4C 10.45 is a radio-loud quasar located in the constellation of Serpens. The redshift of the object is (z) 1.232 and it was first discovered in 1968 by astronomers, designated as PKS 1606+10 based on a Parkes Catalogue of Radio Sources survey. The radio spectrum of the quasar is flat, thereby classifying it a flat-spectrum radio quasar.

== Description ==
4C 10.45 has been categorized as a blazar, being variable on the electromagnetic spectrum. It has shown extreme gamma-ray activity on 29 October 2024 and on 27 May 2025, with daily average fluxes of 0.9 ± 0.2 × 10^{−6} photons cm^{−2} s^{−1} and 1.0 ± 0.2 × 10^{−6} photons cm^{−2} s^{−1} respectively. It was also shown to be a bright optical state indicating an active state.

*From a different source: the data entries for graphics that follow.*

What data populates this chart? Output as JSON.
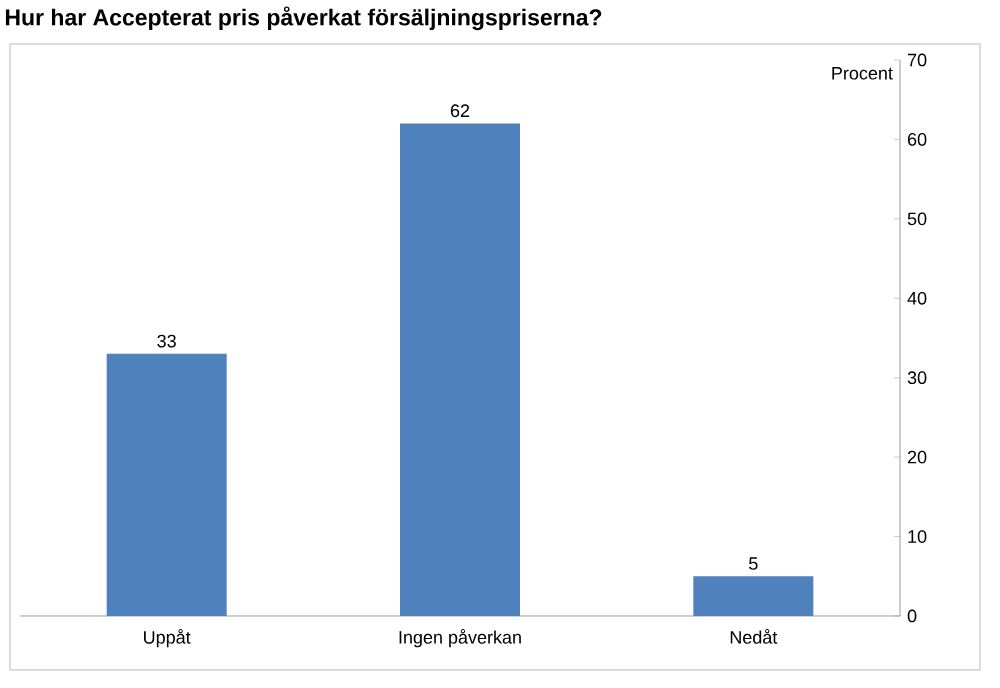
{
  "chart_data": {
    "type": "bar",
    "title": "Hur har Accepterat pris påverkat försäljningspriserna?",
    "ylabel": "Procent",
    "categories": [
      "Uppåt",
      "Ingen påverkan",
      "Nedåt"
    ],
    "values": [
      33,
      62,
      5
    ],
    "color": "#4f81bd",
    "data_labels": true,
    "ylim": [
      0,
      70
    ],
    "yticks": [
      0,
      10,
      20,
      30,
      40,
      50,
      60,
      70
    ],
    "grid": false
  }
}
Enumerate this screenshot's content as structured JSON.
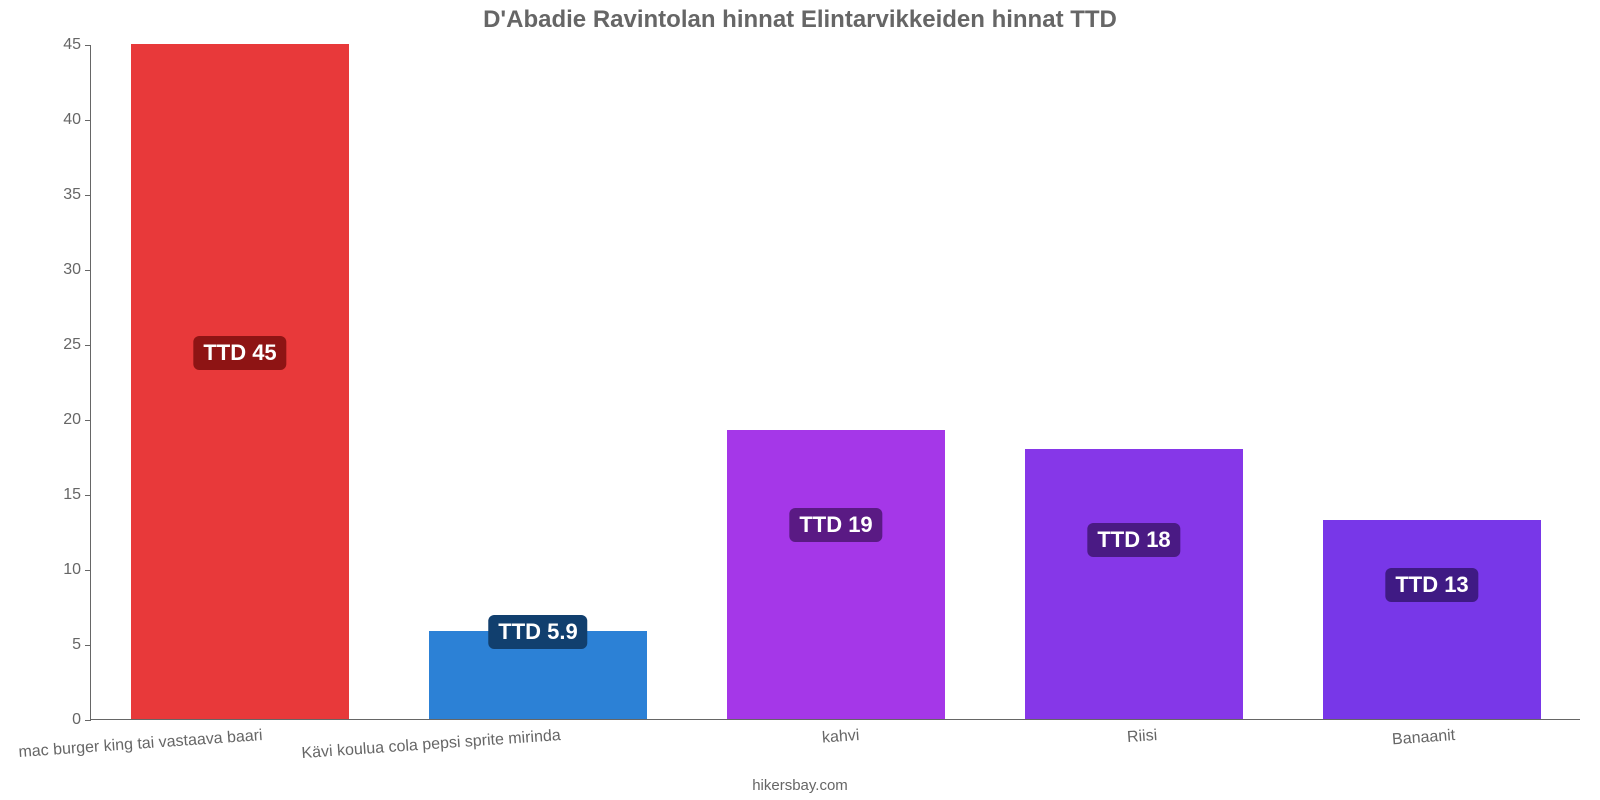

EGERT (Energetic Gamma Ray Experiment Telescope) observations have showed the source having a gamma-ray spectrum of 1.64 ± 0.24 × 10^{−9}.

The source of 4C 10.45 is compact, being made of a radio core that is 0.5 milliarcseconds in size, with evidence of radio emission extending towards northwest direction. The total peak flux density of the core and extended components at six centimeters are estimated to be 1.5 and 1.6.

Observations with Very Long Baseline Interferometry (VLBI) also showed the source has a presence of a jet made out of various components. This jet also displays a sharp bend by one milliarcsecond from the core region between the position angles of -80° and -40°. A weak knot feature is seen at the position of the jet bend. The jet angle along the line of sight is estimated to be 1.8° with an apparent opening angle of 8.8°. VLBI observations found four of the components in the jet are moving in superluminal motions while the other component is stationary. The velocities of the four moving components are estimated to be 3.4 ± 1.7, 2.4 ± 1.1, 8.0 ± 5.9 and 6.1 ± 6.0 hours per second while the stationary component barely moves at 0.0 ± 0.9 hours per second.

The optical spectrum of the quasar shows two emission lines classified as being broad. When studied, it has lines of mainly C III and ionized magnesium (Mg II). It is also found the quasar shows a narrow-line type and is surrounded by foreground galaxies.